1. Forensic Timeline: Linguistic Stress as a Leading Indicator
The Linguistic MRI (Panel I) demonstrates that systemic stress was not merely a reaction to external events but a pre-existing condition of the “Collective Brain”.
- Linguistic Stress (Red Line): High-variance sentiment bursts occurred consistently throughout 1999 and 2000.
- Operational Overload (Gray Shaded Area): While email volume peaked in early 2001, the linguistic stress signals peaked earlier, notably preceding the resignation of Jeffrey Skilling on August 14, 2001.
- Historical Alignment: The “LJM Loss Reported” and “Bankruptcy Filing” events followed sustained periods of elevated internal tension, marking the transition from linguistic distress to structural failure.
2. Early Warning Signals: Critical Slowing Down
The EWS Dashboard (Panel II) captures the mathematical signature of a system approaching a Saddle-Node Bifurcation.
- Rolling Variance (Volatility): A massive surge in variance beginning in 1999 confirms the system was “shaking” as its internal restorative forces weakened.
- Lag-1 Autocorrelation (Resilience): The AR(1) Coefficient repeatedly breached the Criticality Threshold (0.5) in late 2000. This indicates “Critical Slowing Down,” where the network lost its ability to return to a neutral state after stress injections.

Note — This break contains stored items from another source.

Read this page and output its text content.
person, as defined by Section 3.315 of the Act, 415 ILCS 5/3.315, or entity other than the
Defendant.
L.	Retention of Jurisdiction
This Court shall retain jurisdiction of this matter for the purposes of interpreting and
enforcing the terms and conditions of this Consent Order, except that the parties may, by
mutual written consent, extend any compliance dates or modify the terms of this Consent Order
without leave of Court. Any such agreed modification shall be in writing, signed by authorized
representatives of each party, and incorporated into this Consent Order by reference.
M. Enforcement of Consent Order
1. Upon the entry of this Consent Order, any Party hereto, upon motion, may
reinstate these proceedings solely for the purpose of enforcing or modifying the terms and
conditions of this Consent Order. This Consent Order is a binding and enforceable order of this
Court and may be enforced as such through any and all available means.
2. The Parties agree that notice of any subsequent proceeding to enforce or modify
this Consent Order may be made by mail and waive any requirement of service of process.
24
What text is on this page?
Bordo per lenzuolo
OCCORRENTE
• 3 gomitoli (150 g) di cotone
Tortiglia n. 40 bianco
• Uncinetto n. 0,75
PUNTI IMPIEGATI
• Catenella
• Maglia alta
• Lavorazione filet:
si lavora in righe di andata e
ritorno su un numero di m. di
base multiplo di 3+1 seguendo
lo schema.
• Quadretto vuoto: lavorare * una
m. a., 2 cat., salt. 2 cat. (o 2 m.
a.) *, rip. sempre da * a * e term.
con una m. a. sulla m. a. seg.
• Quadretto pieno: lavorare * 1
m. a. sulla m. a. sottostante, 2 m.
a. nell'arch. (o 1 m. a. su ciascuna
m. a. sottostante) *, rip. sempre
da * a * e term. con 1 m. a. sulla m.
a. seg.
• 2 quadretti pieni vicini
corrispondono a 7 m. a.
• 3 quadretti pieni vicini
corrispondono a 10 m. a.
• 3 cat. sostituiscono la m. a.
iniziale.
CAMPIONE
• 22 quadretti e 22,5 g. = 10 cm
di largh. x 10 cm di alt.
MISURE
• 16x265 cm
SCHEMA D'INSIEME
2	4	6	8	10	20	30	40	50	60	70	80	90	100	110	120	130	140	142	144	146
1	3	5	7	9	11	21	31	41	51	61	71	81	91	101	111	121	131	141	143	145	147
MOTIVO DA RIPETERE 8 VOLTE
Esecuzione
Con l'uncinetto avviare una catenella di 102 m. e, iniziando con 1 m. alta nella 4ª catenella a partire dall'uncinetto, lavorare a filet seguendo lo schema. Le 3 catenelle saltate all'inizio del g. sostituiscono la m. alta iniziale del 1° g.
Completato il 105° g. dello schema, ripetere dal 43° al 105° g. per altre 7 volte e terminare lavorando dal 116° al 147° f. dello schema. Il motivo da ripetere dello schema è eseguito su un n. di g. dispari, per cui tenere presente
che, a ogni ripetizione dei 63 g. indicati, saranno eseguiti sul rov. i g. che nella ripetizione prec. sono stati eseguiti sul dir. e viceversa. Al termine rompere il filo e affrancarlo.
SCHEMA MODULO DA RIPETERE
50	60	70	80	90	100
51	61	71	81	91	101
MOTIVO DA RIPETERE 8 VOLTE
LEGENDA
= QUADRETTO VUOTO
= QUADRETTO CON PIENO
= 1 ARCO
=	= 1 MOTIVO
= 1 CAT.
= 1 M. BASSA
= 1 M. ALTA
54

3. Mathematical Signature: Self-Organized Criticality (SOC)
The final analysis (Panel III) proves that Enron’s stress cascades followed universal scaling laws rather than random distributions.
- Power Law Alpha ($\alpha = 2.39$): This exponent places Enron in the same “universality class” as financial market crashes and neural seizures.
- Scaling Exponent ($\gamma = 0.90$): The sub-linear scaling suggests that larger cascades were being actively dampened by the network’s remaining dissipation capacity, though unsuccessfully.
- Statistical Result: Despite the small sample size, the clear linear fit on the log-log plot identifies the system’s behavior as an Avalanche Process, confirming that even small stressors had the potential to trigger global cascades.
Final Forensic Conclusion
The Enron collapse was a deterministic Phase Transition. By monitoring Linguistic Entropy and Critical Slowing Down, the NSD framework could have identified the organization as “critically fragile” a full year before the 2001 bankruptcy.